People may think they know how hard the wind is blowing, but science shows that they usually get it wrong. Researchers have known this for years, but a recent study seeks to quantify just how bad humans are at figuring out the speed of wind gusts without the aid of meteorological instruments.
The authors of the study seek to make other researchers more aware of human bias when using Storm Data, one of the largest publicly available storm databases. The study, published in a recent issue of Journal of Applied Meteorology and Climatology, uses a large-scale statistical analysis of information from the database to investigate how much storm reporters’ estimates of wind speeds differ from measurements.
Potential for Bias?
Storm Data is an enormous set of measurements characterizing more than 50 years’ worth of geophysical events, from tidal waves to tornadoes, compiled by the National Centers for Environmental Information (NCEI) in Asheville, N.C. People from blizzard climatologists to insurance company adjustors make use of the data—and, thanks to a thorough collection and vetting process, the storm reports the database generates are generally considered reliable.
However, because Storm Data aims to collect as many data as possible, not all of the information comes from weather stations with calibrated instruments. Many of the entries in the database come from trained—or even untrained—storm reporters. These reporters must rely on environmental cues to make estimates of wind speeds and other measurements.

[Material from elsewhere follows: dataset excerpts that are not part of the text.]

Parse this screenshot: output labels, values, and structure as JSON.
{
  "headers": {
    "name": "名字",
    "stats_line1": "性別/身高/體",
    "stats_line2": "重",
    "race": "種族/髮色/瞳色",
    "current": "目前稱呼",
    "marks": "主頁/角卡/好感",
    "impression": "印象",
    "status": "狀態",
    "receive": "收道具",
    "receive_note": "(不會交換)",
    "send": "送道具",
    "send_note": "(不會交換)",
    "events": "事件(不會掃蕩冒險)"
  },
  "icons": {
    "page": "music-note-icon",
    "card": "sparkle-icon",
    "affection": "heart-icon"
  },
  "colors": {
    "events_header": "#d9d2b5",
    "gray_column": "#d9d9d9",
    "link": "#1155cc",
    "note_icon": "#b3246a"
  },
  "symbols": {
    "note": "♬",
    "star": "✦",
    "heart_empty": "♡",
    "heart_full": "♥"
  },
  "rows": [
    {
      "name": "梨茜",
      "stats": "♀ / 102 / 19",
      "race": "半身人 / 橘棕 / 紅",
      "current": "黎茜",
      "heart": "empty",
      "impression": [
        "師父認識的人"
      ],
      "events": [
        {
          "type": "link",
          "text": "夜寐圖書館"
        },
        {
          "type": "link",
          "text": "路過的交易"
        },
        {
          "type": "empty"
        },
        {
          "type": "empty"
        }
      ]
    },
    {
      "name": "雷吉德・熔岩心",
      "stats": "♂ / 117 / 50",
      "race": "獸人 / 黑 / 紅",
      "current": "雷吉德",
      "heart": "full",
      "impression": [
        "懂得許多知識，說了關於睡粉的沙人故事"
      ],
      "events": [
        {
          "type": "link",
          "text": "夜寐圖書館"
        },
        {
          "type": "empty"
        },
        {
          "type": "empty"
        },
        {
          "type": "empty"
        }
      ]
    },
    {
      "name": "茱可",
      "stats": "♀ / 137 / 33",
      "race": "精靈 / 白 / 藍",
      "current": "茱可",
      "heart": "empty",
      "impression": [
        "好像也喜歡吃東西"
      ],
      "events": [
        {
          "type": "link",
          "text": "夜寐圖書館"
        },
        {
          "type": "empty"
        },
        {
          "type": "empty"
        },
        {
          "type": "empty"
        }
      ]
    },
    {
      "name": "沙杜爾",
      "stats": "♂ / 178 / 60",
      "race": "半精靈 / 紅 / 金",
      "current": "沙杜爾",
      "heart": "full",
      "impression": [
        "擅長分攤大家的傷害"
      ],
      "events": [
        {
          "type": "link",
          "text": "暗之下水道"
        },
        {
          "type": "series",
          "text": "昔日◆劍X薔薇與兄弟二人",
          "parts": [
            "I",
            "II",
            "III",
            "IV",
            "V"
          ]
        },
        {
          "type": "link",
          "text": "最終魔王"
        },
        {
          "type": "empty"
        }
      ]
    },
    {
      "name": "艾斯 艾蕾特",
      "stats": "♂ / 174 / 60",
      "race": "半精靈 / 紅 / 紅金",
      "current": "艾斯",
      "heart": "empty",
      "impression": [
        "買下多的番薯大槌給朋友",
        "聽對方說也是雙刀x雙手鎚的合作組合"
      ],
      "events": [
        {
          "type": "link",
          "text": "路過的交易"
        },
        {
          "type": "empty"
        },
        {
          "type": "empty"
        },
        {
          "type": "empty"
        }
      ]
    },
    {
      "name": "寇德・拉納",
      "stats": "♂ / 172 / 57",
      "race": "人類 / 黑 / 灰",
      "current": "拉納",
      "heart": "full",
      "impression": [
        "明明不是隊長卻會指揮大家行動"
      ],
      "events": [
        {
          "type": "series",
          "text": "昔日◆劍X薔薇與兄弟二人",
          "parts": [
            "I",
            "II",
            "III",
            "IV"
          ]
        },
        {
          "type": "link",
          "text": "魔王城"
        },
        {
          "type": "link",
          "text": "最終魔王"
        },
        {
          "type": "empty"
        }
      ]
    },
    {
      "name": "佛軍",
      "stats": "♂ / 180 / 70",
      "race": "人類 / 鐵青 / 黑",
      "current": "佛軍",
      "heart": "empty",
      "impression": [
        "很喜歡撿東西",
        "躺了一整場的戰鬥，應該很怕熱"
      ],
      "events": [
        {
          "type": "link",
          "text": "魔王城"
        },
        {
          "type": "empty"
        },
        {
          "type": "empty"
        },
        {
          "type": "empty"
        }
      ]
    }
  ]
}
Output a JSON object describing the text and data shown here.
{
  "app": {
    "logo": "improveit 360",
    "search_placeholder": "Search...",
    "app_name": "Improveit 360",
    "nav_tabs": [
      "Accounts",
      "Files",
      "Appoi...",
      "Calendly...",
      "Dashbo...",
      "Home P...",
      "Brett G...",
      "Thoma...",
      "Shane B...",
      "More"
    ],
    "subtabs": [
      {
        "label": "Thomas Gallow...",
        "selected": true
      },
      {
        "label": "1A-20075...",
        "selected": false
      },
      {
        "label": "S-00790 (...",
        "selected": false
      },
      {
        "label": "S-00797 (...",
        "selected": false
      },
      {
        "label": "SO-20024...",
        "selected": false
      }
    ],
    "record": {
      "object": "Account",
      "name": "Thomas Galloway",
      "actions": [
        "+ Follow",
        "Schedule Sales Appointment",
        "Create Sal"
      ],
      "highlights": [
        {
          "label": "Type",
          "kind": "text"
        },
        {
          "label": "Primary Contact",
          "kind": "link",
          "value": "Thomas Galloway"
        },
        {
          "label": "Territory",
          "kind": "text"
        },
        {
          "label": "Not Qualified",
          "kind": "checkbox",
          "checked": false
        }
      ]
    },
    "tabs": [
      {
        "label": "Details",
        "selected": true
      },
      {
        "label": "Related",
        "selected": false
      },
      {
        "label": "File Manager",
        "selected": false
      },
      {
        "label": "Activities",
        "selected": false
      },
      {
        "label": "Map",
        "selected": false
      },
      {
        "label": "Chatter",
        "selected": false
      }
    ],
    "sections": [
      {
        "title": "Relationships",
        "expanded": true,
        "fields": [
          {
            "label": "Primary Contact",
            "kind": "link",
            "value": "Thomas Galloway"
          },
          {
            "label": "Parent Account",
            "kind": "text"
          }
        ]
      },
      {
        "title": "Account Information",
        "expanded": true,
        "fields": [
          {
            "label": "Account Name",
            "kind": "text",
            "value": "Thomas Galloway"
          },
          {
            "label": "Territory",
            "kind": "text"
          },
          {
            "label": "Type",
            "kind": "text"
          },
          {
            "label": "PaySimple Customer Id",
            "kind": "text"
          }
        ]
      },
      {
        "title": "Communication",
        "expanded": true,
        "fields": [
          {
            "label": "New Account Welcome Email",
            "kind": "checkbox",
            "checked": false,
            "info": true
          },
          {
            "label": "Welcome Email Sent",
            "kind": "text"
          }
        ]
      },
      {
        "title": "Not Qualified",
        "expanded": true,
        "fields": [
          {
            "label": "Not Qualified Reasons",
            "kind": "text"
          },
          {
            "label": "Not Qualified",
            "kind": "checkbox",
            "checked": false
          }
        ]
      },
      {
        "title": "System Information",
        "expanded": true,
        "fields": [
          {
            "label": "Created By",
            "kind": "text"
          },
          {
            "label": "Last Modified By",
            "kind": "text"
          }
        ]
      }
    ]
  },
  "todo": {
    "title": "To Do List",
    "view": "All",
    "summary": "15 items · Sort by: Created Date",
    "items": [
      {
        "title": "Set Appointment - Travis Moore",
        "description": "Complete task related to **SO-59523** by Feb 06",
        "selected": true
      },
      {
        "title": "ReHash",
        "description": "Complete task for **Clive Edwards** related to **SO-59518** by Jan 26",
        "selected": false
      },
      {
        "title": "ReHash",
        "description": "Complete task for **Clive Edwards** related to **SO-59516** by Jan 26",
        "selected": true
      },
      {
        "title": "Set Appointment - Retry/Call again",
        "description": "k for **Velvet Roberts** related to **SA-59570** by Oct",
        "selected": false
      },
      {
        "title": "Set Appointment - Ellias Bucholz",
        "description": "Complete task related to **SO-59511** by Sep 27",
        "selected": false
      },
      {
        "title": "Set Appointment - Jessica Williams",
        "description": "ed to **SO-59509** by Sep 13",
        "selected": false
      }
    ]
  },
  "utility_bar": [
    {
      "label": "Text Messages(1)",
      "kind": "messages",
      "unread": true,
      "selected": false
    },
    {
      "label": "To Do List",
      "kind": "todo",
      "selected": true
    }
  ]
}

“When you’re estimating it, there has to be some sort of basis for that estimate…whether a tree limb snapped, or whether there was siding ripped off a house,’” said Brenton MacAloney, the Storm Data program manager at the National Weather Service in Silver Spring, Md. “There has to be something other than, ‘uh, I thought it was something around 50 knots.’” The database asks its reporters to make narrative accounts of the events, to check that their numbers are within the realms of probability.
Still, many researchers have long doubted the accuracy of Storm Data’s human reporters. “Everyone had assumed that [Storm Data was unreliable], but nobody had actually shown it,” said Peter Miller, the lead author on the study and a meteorologist at the University of Georgia in Athens, Ga.
Testing Storm Reporters’ Accuracy
To test the accuracy of human-generated wind gust reports, the researchers compared Storm Data wind speed entries from storm reporters who didn’t use anemometers with wind data from automated weather stations. In the study, which appeared online on 19 April, the authors also used instrumental data from the Global Historical Climatology Network as a comparison for the human-reported gusts.
The researchers focused on windstorms without rain, lightning, or other phenomena that could frighten observers, accidentally inflating their estimates of the storm’s intensity. They also eliminated news media reports from consideration as human observer data, because news reporters might have relied upon instrumental data from local weather stations.
Even with those potential biases removed, the comparisons revealed that storm reporters overestimated the speeds of wind gusts—on average, by about one third of the gusts’ actual speeds.
These inflated estimates could have introduced inaccuracies into any study that relied on Storm Data for climatological or storm modeling information, Miller said.
Overestimation: Consequences and Cures
Inflated estimates can have real consequences for society. If people hear that winds are stronger than they actually are, they may alter their behavior—for example, evacuating their homes unnecessarily during a hurricane.
That leads to another sort of trouble. “People who choose to evacuate eat up resources for people who truly need to evacuate,” said Gregory Webster, a psychologist at the University of Florida in Gainesville, who was not involved with the study. “It causes extra traffic congestion, and can sometimes result in even more severe food hoarding,” when frightened residents buy out all the water and nonperishable food they can find, leaving less for those who might truly need it.
Fixing the problem may prove difficult, said Miller. Many different factors contribute to overestimations—for instance, outdated storm reporter training, he noted.
Storm reporters learn, in training, to use the Beaufort Wind Force Scale, which relies on environmental cues to determine how fast the wind is blowing. According to Miller, the Beaufort Scale is flawed. As an example, the scale indicates that trees blow over at wind speeds of 58 miles per hour and above. However, Miller said his research shows that trees can fall over at much lower speeds, in the low 40-mph range.
“Wind speeds are hard to estimate, especially when you’re talking about trees,” said Storm Data’s MacAloney. “We’re meteorologists, not arborists.”
The value of Storm Data lies in its scope, which includes remote areas without on-the-ground weather stations, MacAloney maintained. Despite their potential biases, human reports from such locations provide vital information such as narratives about highly localized events—for example, tornadoes and hail—that weather stations miss.
The authors of the new study agree, saying that Storm Data remains a valuable resource but needs a better system for flagging wind reports generated from people’s observations alone.
—Elizabeth Deatrick, Writer Intern; email: email@example.com
Correction, 21 June 2016: An earlier version of this article confused the locations of NCEI’s headquarters and Brenton MacAloney’s workplace. The article has been updated to correct these inaccuracies.